There’s something about the RECMA numbers that just does not make sense. But when you ask a bunch of agencies to tell you how much they spend every year you’re likely to get some very interesting results.

But despite the inconsistencies they are still the best map of media agencyland, are provide insights around the challenges of staff churn, the rise of programmatic and the broader challenge of falling client spend which are actually quite telling. 

It was only a couple of weeks since I was writing about how the new business beauty contest is bullshit and how the increasingly relentless pursuit of billings and scale is producing bad outcomes for agencies and clients alike.

Is RECMA a self assessed beauty contest? The short answer is yes. But with Nielsen no longer doing its own independent rankings RECMA is all we have, and broadly speaking it’s useful for understanding who is who in the zoo, in terms of size and scale.

RECMA claims it is the only independent company to publish “a wide range of media agency notation reports on a global scale” but it should be noted that agencies are asked submit their own figures on things like overall activity and staff numbers, and there are some figures that simply defy logic and/or reason.

For that reason the rankings have long been maligned. As media agency doyen Harold Mitchell told AdNews way back in 2007: “Some make it up and say bugger it.”

Just looking at the overall activity number shows there are issues. The Standard Media Index has total media agency spend (including all independent media agencies etc) at $7.8bn for the last financial year. But with RECMA just 16 multinational media agencies are claiming $10.3bn. What’s $2.5bn between friends?
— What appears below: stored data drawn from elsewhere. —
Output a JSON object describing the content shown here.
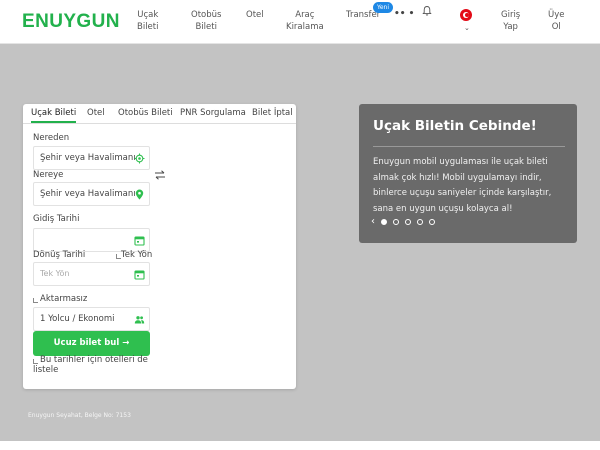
{
  "header": {
    "logo": "ENUYGUN",
    "nav": [
      {
        "line1": "Uçak",
        "line2": "Bileti"
      },
      {
        "line1": "Otobüs",
        "line2": "Bileti"
      },
      {
        "line1": "Otel",
        "line2": ""
      },
      {
        "line1": "Araç",
        "line2": "Kiralama"
      },
      {
        "line1": "Transfer",
        "line2": ""
      }
    ],
    "transfer_badge": "Yeni",
    "more_dots": "•• •",
    "login": {
      "line1": "Giriş",
      "line2": "Yap"
    },
    "signup": {
      "line1": "Üye",
      "line2": "Ol"
    }
  },
  "search": {
    "tabs": [
      "Uçak Bileti",
      "Otel",
      "Otobüs Bileti",
      "PNR Sorgulama",
      "Bilet İptal"
    ],
    "from_label": "Nereden",
    "from_value": "Şehir veya Havalimanı",
    "to_label": "Nereye",
    "to_value": "Şehir veya Havalimanı",
    "departure_label": "Gidiş Tarihi",
    "departure_value": "",
    "return_label": "Dönüş Tarihi",
    "one_way_label": "Tek Yön",
    "return_placeholder": "Tek Yön",
    "nonstop_label": "Aktarmasız",
    "passenger_value": "1 Yolcu / Ekonomi",
    "search_button": "Ucuz bilet bul →",
    "hotel_line1": "Bu tarihler için otelleri de",
    "hotel_line2": "listele"
  },
  "promo": {
    "title": "Uçak Biletin Cebinde!",
    "text": "Enuygun mobil uygulaması ile uçak bileti almak çok hızlı! Mobil uygulamayı indir, binlerce uçuşu saniyeler içinde karşılaştır, sana en uygun uçuşu kolayca al!",
    "prev_arrow": "‹",
    "slide_count": 5,
    "active_slide": 1
  },
  "footer": {
    "legal": "Enuygun Seyahat, Belge No: 7153"
  },
  "colors": {
    "brand_green": "#22b14c",
    "button_green": "#2fbf4f",
    "hero_bg": "#c3c3c3",
    "promo_bg": "#6a6a6a",
    "badge_blue": "#1e88e5"
  }
}
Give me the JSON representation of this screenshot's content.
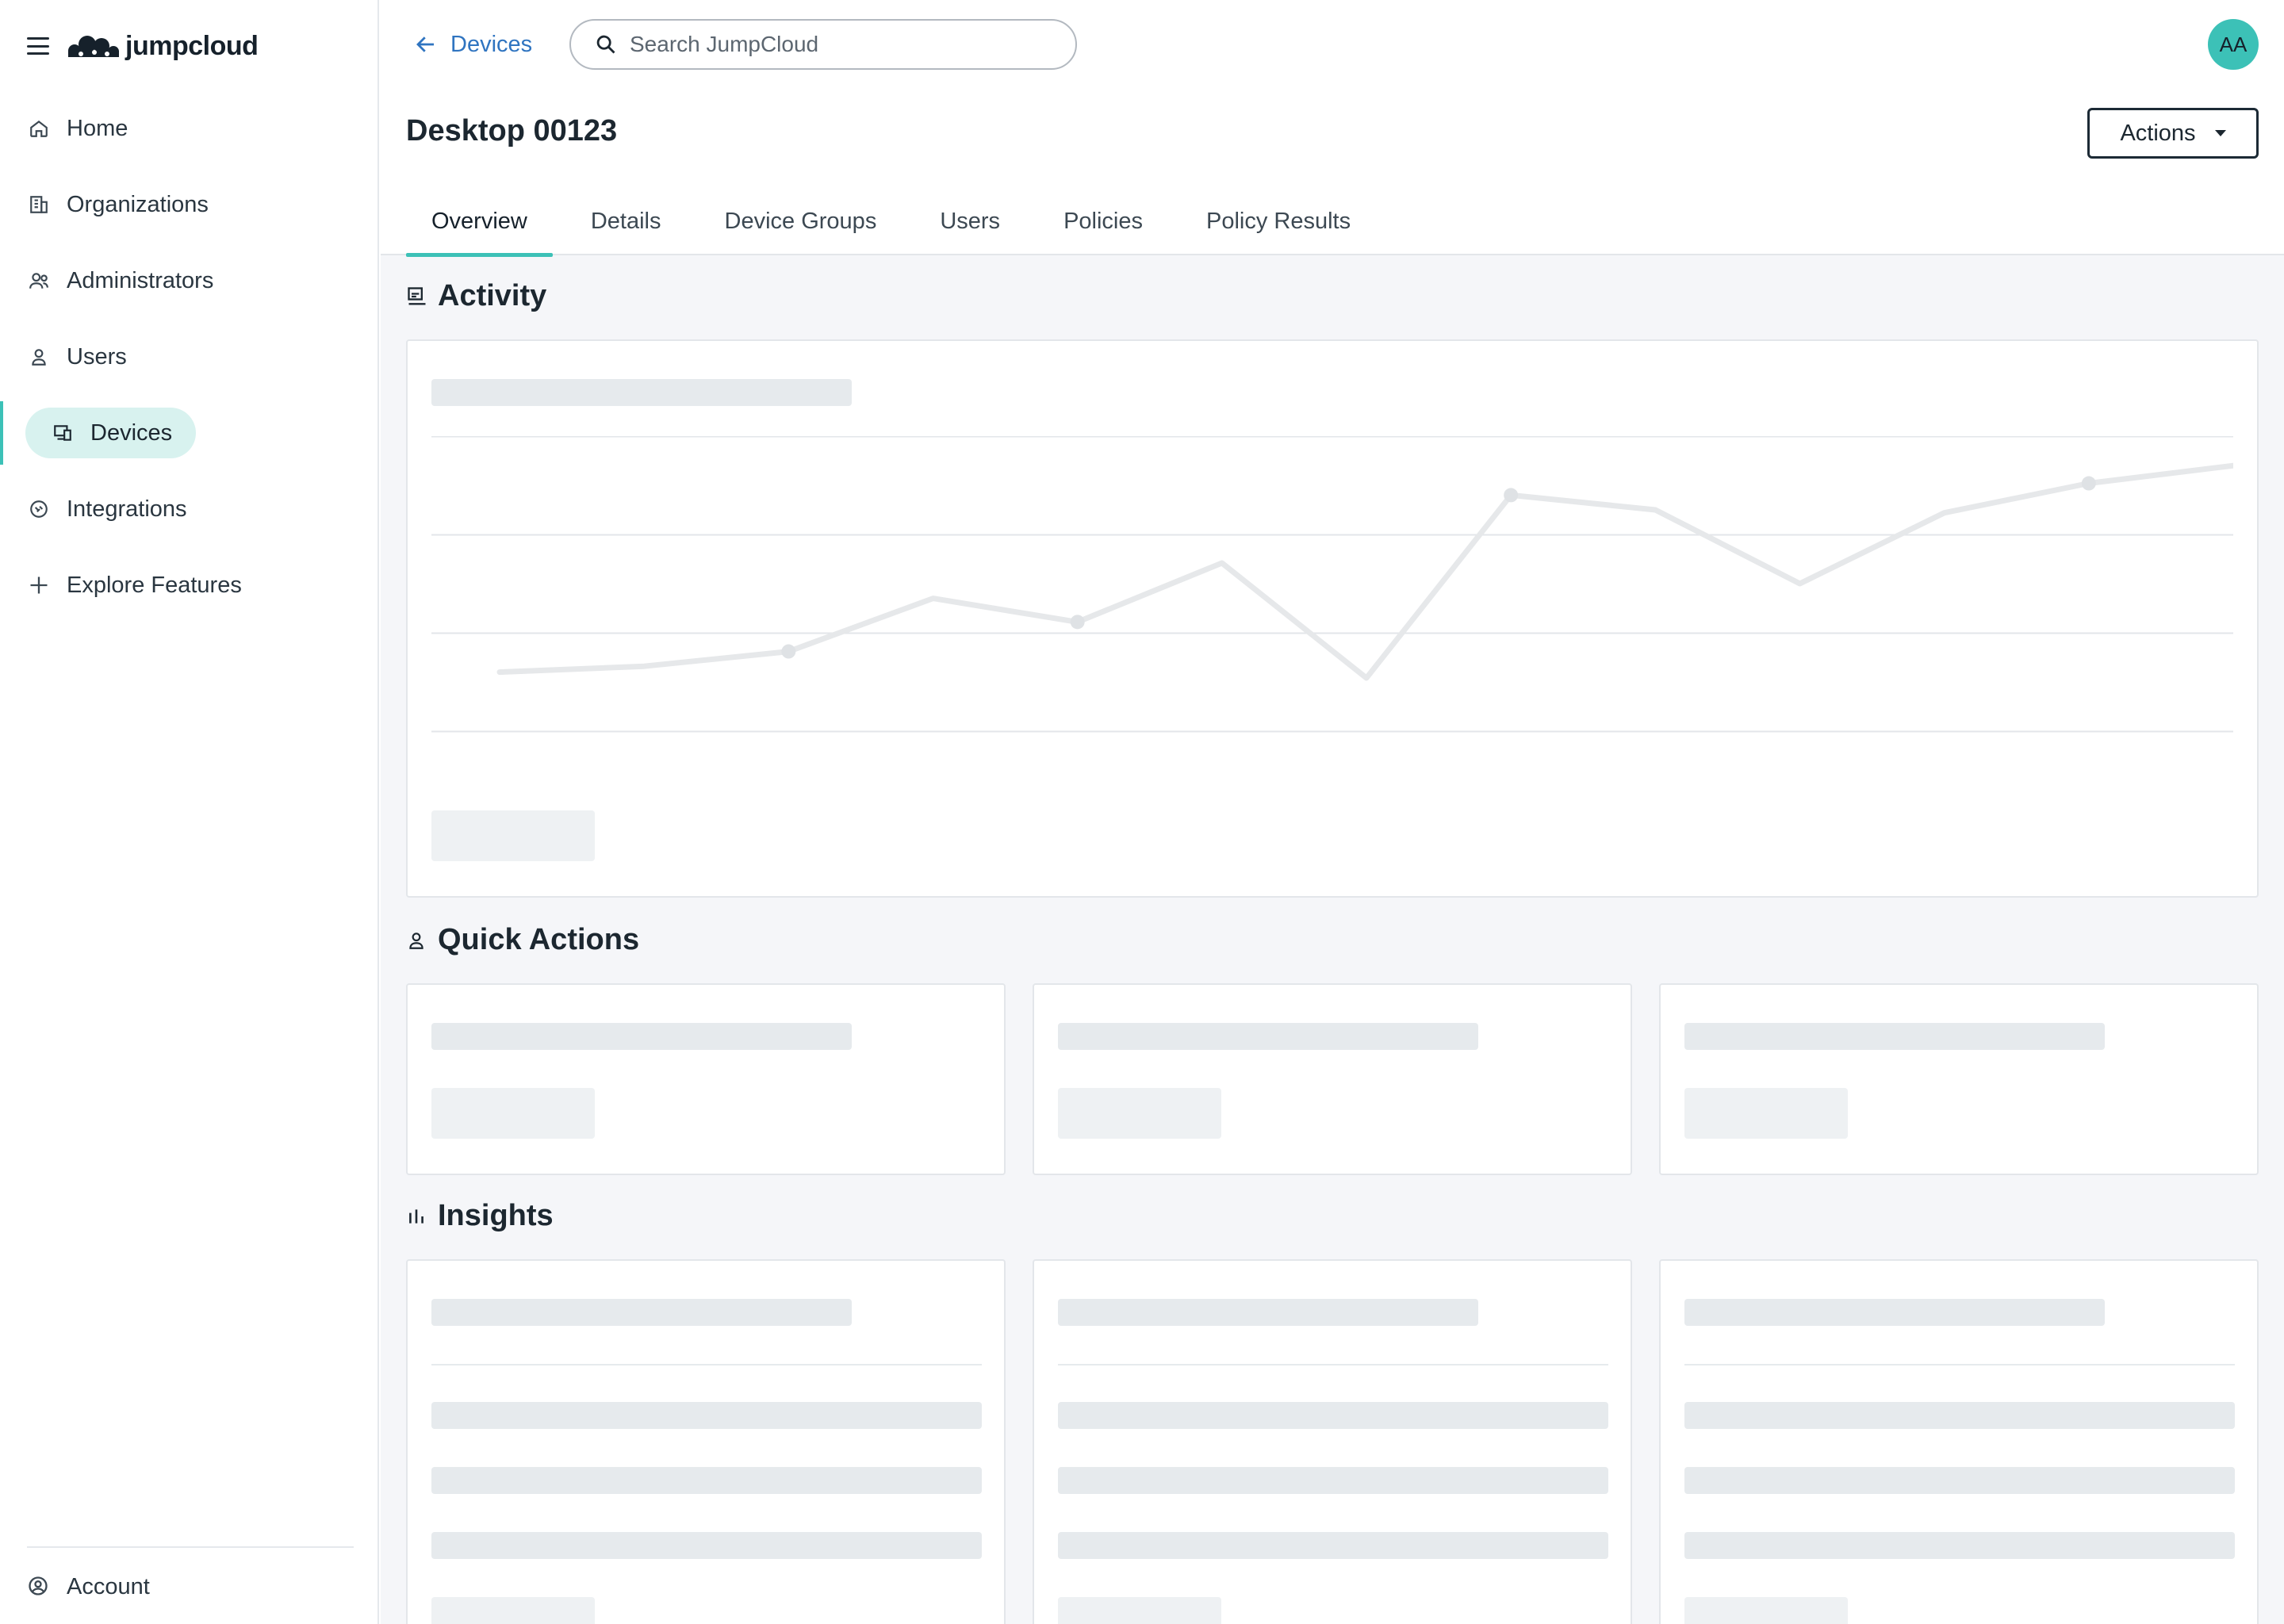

On staffing RECMA says the multinationals employ 2,933 staff, which is interesting because the MFA has the industry (including independents) at 3,056 staff.

Now you can subtract 626 staff (Dentsu Aegis has long refused to join the industry body) but then you have to ask yourself if eight independents APD, Bohemia, Cummins, DWA, HM Communications, The Media Store and Match (which was included as an indie for these surveys) replace that 749 staff discrepancy.

I have no doubt that the industry will take great interest in where everyone sits in the rankings, who is up, who is down and how some media agencies appear to be defying gravity with some of their billings claims.

To my mind there are three things that stand out to me:

1. The challenge of achieving growth particularly on the agency holding group level amid declining media spends;

2. Questions about what the rise of programmatic will do to the industry;

3. The ongoing challenge of staffing and churn.

Source: RECMA

Source: RECMA

This year many of the major agency holding groups reported to RECMA single digit growth. That’s interesting and comes amid a climate where marketers are pushing more and more of their media agency spend towards owned and earned media.

Mat Baxter

Baxter

UM’s Mat Baxter copped much flak from his rivals earlier this year for an interview with us where he said he wasn’t a media agency and saw his competitors as the likes of One Green Bean, Soap and R/GA.

Now while his competitors were quick to (I’d argue unfairly) poke fun at Baxter he was really articulating a vision of the future where media agencies aren’t just focused on paid media, but helping clients on all fronts.

The RECMA numbers show that many of the agency groups still need to do more in the space of owned/earned if they are to get the growth they want.

And related to this the media industry needs to talk more about how the rise of programmatic will and is reshaping it, particularly the agency landscape and the staff needed to service it.

Today media agencies still have a relatively young workforce of some 3,000 staff, many of whom spend their days buried in spreadsheets.

The rise of programmatic threatens to upend that. It is interesting to note that RECMA reports a wide discrepancy in staff to overall activity ratios – how much they spend on average for clients per staff member – anywhere from $2.6m at Omnicom to $5m at Mediabrands.

It is likely Mediabrands’ programmatic unit Cadreon, along with its diversified model with the likes of subsidiaries Ensemble, Reprise, Anomaly and Mnet, are part of why it is reporting the highest billings/staff ratio.

While this is one metric we can expect to grow in the coming years, as programmatic becomes more ingrained across media, agencies need to mindful of the strain being placed on the staff that remain. As the Mediacom misreporting incident appears to show big pressure is likely to lead to mistakes or misrepresentations to keep clients happy.

And if RECMA can help us keep an eye on that alone then it is a useful metric.